Employees Play With Your Private Data And There Is Nothing You Can Do About It

Why play solitaire when you work for the utility company and can look up the mayor’s phone number? An Associated Press investigation reveals that casual snooping is widespread among employees who have access to large customer databases. According to one utility executive, it would be “difficult, if not impossible” to ferret out employees who use sensitive data for identity theft.

“People were looking at an incredible number of accounts,” Joan Shafer, WE Energies’ vice president of customer service, said during a sworn deposition last year. “Politicians, community leaders, board members, officers, family, friends. All over the place.”

Her testimony came in a legal case involving an employee who was fired in 2006 for repeatedly accessing information about her ex-boyfriend and another friend. An arbitrator in November upheld the woman’s firing. The AP reviewed testimony and documents made public as part of the case.

The misuse came to light in 2004 when an employee helped leak information to the media during a heated race for Milwaukee mayor that a candidate, acting Mayor Marvin Pratt, was often behind in paying his heating bills. Pratt lost to the current mayor, Tom Barrett.

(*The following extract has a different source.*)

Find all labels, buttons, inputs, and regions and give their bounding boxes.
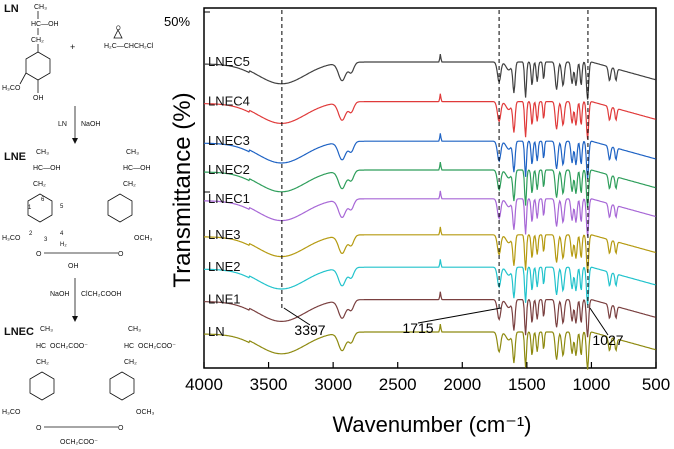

Pratt said he’s convinced the disclosure cost him votes and unfairly damaged his reputation. Pratt said he recently met with top company executives and was satisfied it has stopped the problem as much as possible. He said he has dropped earlier plans to explore a lawsuit.

Private sector employees aren’t the only slackers to leaf through personal files. The IRS disciplined 219 wayward employees last year for snooping through our coveted 1040s. Companies don’t like discussing their security measures, but WE Energies went on the record to assure everyone that they remind employees about privacy protection at least once every single year. We feel so much safer now.